İlk kalem alıştırmalarım öyküyleydi. Hatta söylemesi ayıp “roman” bile yazdım; kendimden başkasının okumaya katlanamayacağı! Sözcüklerle de gevezelik yapılmaması gerektiğini algıladığım günlerde bir gün Diyarbakır Cezaevi’nde yatan dayımın ölüm haberi geldi. Adına “şiir” denir mi bilmem, ama ilk şiirim o gün döküldü ak kâğıda. Böylelikle, şiirde kanat alıştırmaya başladım. Bu kez de hayatıma Nâzım, Ahmed Arif, Enver Gökçe, Hasan Hüseyin, Orhan Veli, Cemal Süreya, Edip Cansever, A. Kadir, Gülten Akın, Mayakovski, Yesenin, Pablo Neruda…lar girdi doğal olarak. Yazdığım ilk şiir denemelerim doğduğum, bugün de yaşadığım kent Adana’nın Hürses, Toros Ekspres, Çukurova, Yeni Adana vb. yerel gazetelerinde yayımlanmaya başlamıştı. O cesaretle Ümit Yaşar Oğuzcan’ın Hürriyet/Kelebek gazetelerinde düzenlediği ‘şiir köşeleri’ne gönderir oldum yazdıklarımı. Dergilerin farkına varmadan Ümit Yaşar’ın süzeğinden geçmek çok önemli görünmüştü o aralar bana da. Çünkü yerel gazetelere ne göndersem basılıyordu.

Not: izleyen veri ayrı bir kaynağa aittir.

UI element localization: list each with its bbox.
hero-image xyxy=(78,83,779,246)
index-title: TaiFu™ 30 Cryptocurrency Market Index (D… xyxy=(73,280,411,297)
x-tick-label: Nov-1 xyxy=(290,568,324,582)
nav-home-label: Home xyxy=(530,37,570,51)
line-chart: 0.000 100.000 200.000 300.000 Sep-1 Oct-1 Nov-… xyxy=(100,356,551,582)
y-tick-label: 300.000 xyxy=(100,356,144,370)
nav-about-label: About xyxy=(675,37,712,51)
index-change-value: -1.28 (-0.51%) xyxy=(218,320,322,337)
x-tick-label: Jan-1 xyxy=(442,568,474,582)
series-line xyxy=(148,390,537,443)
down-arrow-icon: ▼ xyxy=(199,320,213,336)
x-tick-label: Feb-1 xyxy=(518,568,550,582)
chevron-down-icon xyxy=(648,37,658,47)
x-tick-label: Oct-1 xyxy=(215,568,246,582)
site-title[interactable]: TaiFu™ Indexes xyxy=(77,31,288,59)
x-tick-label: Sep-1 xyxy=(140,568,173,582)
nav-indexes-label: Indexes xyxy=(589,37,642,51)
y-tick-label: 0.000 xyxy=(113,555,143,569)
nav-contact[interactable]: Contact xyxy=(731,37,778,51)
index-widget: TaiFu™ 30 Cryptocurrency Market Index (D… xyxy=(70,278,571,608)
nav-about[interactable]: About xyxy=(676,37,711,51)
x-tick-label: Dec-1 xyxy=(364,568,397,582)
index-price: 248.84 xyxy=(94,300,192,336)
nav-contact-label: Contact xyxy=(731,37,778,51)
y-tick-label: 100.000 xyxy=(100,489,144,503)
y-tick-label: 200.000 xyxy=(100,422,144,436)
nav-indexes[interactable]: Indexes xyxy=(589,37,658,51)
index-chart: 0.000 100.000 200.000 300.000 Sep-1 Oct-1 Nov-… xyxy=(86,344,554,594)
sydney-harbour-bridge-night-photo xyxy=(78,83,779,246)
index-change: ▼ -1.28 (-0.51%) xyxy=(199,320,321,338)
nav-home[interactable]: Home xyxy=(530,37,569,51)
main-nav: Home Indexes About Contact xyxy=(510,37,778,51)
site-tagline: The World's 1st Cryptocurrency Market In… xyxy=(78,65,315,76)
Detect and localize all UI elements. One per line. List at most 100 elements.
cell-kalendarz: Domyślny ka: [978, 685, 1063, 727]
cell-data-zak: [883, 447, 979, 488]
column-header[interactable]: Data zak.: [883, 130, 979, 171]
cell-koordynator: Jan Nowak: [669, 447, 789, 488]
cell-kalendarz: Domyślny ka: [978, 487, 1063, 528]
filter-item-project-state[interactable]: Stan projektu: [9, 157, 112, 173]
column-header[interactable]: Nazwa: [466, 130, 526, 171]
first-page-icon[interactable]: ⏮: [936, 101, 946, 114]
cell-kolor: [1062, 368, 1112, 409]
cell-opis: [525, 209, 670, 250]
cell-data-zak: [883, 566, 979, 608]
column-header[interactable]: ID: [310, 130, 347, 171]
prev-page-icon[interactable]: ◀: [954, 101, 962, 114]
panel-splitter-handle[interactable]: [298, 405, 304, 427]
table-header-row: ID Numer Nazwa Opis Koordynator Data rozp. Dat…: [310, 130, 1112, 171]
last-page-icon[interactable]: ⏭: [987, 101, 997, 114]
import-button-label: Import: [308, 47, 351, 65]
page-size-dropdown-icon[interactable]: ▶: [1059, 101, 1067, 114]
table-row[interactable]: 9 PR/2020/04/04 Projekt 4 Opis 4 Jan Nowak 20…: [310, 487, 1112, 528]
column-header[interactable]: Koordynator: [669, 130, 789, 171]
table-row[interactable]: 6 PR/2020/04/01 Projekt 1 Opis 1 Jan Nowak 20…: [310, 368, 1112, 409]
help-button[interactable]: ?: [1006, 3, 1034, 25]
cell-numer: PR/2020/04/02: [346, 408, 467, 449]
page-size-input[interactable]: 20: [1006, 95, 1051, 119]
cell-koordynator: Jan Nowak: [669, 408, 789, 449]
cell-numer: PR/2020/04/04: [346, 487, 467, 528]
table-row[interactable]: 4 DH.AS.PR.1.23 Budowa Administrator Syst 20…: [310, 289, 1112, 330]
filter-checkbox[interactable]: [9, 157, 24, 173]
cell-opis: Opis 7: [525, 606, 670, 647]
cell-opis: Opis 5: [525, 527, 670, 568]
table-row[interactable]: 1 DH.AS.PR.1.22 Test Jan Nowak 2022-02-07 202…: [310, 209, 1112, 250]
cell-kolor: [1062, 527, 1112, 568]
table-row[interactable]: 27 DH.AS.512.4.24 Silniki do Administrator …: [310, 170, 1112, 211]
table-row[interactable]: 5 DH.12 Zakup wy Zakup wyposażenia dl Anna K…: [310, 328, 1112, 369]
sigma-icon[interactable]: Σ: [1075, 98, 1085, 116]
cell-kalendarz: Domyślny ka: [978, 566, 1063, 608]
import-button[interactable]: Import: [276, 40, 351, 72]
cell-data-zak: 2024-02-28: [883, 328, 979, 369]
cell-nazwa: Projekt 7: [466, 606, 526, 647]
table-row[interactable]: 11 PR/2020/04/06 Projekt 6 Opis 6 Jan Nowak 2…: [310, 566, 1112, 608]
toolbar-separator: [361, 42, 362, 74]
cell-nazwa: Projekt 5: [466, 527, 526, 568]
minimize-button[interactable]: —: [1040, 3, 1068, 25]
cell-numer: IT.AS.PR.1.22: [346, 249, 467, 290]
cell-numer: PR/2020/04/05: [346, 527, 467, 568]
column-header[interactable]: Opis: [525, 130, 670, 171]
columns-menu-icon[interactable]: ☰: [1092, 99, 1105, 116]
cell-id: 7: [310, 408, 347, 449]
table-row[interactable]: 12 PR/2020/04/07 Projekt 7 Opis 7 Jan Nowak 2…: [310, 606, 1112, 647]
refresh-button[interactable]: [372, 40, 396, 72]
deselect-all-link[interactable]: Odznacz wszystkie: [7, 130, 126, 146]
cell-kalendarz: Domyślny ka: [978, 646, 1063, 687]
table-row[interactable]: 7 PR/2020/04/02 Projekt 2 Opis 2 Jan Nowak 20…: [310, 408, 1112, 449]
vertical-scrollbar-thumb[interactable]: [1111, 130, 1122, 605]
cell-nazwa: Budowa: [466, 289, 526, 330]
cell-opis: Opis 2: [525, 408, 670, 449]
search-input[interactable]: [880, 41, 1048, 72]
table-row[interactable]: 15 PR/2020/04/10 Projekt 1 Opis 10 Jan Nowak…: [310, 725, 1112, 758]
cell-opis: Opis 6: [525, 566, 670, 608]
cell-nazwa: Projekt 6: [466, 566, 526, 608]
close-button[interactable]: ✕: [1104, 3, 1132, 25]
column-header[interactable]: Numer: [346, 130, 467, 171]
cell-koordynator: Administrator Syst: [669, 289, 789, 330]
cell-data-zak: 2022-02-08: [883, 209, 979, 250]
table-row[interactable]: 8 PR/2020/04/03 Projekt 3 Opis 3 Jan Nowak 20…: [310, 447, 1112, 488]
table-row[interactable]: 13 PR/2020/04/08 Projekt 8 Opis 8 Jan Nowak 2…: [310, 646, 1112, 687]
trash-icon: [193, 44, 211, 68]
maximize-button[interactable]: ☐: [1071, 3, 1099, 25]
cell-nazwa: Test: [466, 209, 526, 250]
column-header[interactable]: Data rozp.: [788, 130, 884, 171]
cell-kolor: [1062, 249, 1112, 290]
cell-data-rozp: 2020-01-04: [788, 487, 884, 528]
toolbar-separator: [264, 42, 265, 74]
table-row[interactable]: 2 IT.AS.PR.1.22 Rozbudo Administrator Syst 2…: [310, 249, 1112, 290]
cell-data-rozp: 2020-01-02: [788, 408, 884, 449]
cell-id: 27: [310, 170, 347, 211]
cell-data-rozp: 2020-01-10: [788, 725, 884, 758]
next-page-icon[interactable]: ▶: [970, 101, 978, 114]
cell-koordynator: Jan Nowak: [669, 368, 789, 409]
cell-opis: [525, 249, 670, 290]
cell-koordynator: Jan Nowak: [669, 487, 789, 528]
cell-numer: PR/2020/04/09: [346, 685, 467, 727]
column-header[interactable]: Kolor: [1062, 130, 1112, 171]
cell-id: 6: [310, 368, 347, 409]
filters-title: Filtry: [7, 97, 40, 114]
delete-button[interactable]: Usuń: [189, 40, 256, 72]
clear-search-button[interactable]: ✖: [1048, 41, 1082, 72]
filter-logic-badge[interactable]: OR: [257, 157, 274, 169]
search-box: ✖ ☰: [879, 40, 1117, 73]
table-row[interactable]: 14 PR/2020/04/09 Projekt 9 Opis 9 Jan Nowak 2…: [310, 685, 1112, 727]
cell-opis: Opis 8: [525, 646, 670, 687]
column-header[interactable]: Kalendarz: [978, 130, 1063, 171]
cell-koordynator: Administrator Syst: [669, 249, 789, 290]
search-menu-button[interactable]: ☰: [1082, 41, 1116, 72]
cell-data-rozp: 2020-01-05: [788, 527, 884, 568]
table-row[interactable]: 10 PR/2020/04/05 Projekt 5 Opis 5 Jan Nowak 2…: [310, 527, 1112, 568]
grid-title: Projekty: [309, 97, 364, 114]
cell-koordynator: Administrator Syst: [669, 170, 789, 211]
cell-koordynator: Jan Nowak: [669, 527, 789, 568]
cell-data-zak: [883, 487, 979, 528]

Bir rastlantı sonucu 1976’da Adana’da yayımlanan “Koza” dergisini gördüm bir gazete satıcısında. Ali Sönmez, Turan Altuntaş, Salih Bolat, Ahmet Fazıl Göktuğ, Kemal Bayrakçı, Hüseyin Yapıcı, Kemal Ayda, Hüseyin Canımana gibi adlarını bildiğim imzalar da vardı dergide. Onlar ve dergide yazan diğer kişilerle çok zaman sonra değil, hemen birkaç ay içinde tanıştım. “Koza” üç sayı sonrasında kapanınca da Ankara, İzmir, İstanbul, Kayseri gibi kentlerde çıkan Varlık, Saçak, Sesimiz, Petek, Yapıt, Ilgaz, Dönemeç, Oluşum, Türkiye Yazıları… dergilerinde sınava çektim kendimi. Bu süreç Adana’da kimi arkadaşlarımızla kendi dergilerimizi çıkarmaya, şiirde-edebiyatta sesimizi yaşadığımız coğrafyadan yükseltmeye evrildi. Mutfağında çalıştığım Düşün, Akdeniz, Söylem, Turunç, Çağdaş Yaşam ve Yaşam Sanat dergilerinden sonra, SarmalÇevrim’de dergiciliği öğrenmeye devam ediyorum hâlâ.

 

D.D: -Dergilerin yazın yaşamınızdaki önemine değinmişken, Turunç ve Yaşam Sanat’tan sonra Ocak 2021’den bugüne “Genel Yayın Yönetmeni” olarak görev yaptığınız “SarmalÇevrim” dergisinden söz etmeniz yerinde  olacak.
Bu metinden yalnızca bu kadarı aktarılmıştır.